Chrome and Codex come together
The Chrome extension is installed through the Codex app itself. Users first open Codex, navigate to the Plugins section, and add the Chrome plugin, which then guides them through connecting Chrome and approving the required browser permissions.

Once installed, Codex can invoke Chrome directly from prompts such as: “@Chrome open Salesforce and update the account from these call notes,” or “summarize the feedback and sentiment from community forum comments.”
While OpenAI says Codex’s existing in-app browser remains better suited to localhost testing and frontend development tasks, the Chrome extension is designed for workflows that depend on a user’s live browser context and the full capabilities of Chrome itself. In the demo, Kundel showed Codex researching sentiment around product launches across multiple tabs simultaneously, identifying recurring feedback and pain points before compiling the results into a spreadsheet.

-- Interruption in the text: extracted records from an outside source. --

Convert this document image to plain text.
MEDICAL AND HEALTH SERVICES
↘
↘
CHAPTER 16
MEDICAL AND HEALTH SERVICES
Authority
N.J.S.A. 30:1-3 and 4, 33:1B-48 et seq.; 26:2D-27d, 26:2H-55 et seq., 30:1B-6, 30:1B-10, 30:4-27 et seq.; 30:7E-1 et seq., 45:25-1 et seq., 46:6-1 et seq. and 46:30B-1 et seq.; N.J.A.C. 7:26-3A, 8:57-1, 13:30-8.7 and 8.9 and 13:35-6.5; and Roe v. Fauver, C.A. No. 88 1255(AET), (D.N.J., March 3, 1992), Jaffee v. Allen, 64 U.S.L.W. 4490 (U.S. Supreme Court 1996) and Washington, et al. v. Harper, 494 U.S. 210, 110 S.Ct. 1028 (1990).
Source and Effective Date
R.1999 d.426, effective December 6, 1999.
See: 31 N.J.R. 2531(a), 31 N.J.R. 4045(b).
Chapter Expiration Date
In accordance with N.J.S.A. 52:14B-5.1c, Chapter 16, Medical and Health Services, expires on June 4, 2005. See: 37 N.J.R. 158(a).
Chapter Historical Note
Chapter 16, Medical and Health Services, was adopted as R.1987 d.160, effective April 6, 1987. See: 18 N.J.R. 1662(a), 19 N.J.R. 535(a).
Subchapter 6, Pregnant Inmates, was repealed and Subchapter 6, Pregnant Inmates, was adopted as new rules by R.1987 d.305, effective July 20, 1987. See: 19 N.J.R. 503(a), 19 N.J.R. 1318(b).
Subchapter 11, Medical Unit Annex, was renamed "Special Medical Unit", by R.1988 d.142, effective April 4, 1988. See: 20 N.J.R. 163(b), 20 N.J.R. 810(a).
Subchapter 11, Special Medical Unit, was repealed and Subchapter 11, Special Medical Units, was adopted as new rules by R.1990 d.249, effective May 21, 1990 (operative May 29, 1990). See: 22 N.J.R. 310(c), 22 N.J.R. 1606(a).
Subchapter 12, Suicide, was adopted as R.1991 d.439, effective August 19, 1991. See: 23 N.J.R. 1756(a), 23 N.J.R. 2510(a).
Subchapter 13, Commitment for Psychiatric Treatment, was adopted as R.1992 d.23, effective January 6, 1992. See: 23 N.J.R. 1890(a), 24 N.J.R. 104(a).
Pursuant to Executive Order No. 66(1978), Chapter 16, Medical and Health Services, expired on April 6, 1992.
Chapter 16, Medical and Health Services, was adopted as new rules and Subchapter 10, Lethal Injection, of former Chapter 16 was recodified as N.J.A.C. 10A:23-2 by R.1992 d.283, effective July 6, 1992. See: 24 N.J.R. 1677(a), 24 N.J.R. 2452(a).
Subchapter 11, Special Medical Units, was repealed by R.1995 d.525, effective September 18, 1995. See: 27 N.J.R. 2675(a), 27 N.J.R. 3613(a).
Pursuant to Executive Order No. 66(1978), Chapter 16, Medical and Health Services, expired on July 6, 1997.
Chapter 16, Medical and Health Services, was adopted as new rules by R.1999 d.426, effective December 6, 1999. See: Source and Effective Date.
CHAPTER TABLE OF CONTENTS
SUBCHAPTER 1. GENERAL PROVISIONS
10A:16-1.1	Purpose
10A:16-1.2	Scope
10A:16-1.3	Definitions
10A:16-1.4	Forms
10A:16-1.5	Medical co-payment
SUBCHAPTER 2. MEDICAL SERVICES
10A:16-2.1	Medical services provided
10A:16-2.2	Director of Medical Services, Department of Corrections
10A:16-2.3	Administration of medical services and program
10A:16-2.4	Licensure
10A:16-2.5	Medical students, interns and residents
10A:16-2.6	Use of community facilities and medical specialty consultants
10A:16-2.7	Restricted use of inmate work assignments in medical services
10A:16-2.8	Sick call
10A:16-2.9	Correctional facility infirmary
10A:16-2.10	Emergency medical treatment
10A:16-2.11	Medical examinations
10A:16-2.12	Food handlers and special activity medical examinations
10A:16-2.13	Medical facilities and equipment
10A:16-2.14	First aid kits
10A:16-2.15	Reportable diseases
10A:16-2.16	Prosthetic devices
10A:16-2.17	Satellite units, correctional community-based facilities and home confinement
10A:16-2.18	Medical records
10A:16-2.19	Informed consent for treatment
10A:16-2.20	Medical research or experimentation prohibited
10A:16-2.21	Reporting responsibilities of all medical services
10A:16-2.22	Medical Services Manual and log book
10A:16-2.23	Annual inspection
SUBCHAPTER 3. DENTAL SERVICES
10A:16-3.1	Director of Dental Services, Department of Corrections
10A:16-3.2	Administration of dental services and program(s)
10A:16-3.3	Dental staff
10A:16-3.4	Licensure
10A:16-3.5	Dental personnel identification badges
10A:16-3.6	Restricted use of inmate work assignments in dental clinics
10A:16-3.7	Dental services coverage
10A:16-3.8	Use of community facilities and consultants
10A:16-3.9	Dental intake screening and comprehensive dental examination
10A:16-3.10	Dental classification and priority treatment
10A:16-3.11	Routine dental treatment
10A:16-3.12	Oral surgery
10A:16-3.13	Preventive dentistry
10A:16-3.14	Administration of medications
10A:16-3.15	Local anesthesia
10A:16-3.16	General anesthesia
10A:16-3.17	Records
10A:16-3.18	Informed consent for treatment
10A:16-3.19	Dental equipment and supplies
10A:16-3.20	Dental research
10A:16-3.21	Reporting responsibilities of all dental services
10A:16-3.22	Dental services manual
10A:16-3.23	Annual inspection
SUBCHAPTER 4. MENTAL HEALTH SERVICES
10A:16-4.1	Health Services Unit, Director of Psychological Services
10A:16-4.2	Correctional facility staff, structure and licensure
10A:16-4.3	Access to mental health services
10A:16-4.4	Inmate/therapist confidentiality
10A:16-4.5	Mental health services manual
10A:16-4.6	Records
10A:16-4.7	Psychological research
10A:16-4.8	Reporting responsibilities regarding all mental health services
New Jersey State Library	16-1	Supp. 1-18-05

The extension is designed to sit between Codex’s structured plugins and its broader computer-use tooling. OpenAI says Codex can switch dynamically between integrations, Chrome, and its own in-app browser depending on the workflow, using direct plugins where possible before falling back to browser interaction when tasks require authenticated sessions or full web interfaces.
One of the key aspects of the extension is that it doesn’t commandeer the user’s active browsing session; instead, it groups Codex activity into its own isolated Chrome tabs. That allows agents to continue researching, navigating, and compiling information in the background while users keep working elsewhere in the browser.

This deeper browser integration also requires more permissions than a typical chatbot interaction.
According to OpenAI’s documentation, the extension may request access to browsing history, tab groups, downloads, bookmarks, website data, debugger functionality, and communication with native applications.
The company says Codex asks for confirmation before interacting with new websites unless users explicitly disable those prompts. It also notes that browser tasks can expose sensitive context because page content, authenticated sessions, and browsing activity may become part of the information Codex uses while completing tasks.
Access all areas
The launch lands amid a wider push toward browser-native agents across the AI industry — and increasingly, the browser session itself is emerging as the key battleground.
Anthropic has been moving in the same direction. Its Claude Chrome extension, which has been in beta since August, gives Claude Code the same ability to operate inside a user’s existing browser session — accessing authenticated apps, working across tabs, and handling workflows that lack clean API integrations. The company also expanded Claude Code and Claude Cowork with broader computer-use capabilities on macOS earlier this year. Meanwhile, French AI startup HCompany recently launched HoloTab, a browser agent that navigates websites in Chrome without requiring site-specific integrations.
And so a clear pattern emerges: agents moving closer to where work actually happens. Not operating computers from the outside in, but working inside the applications, the sessions, the contexts where modern work already lives.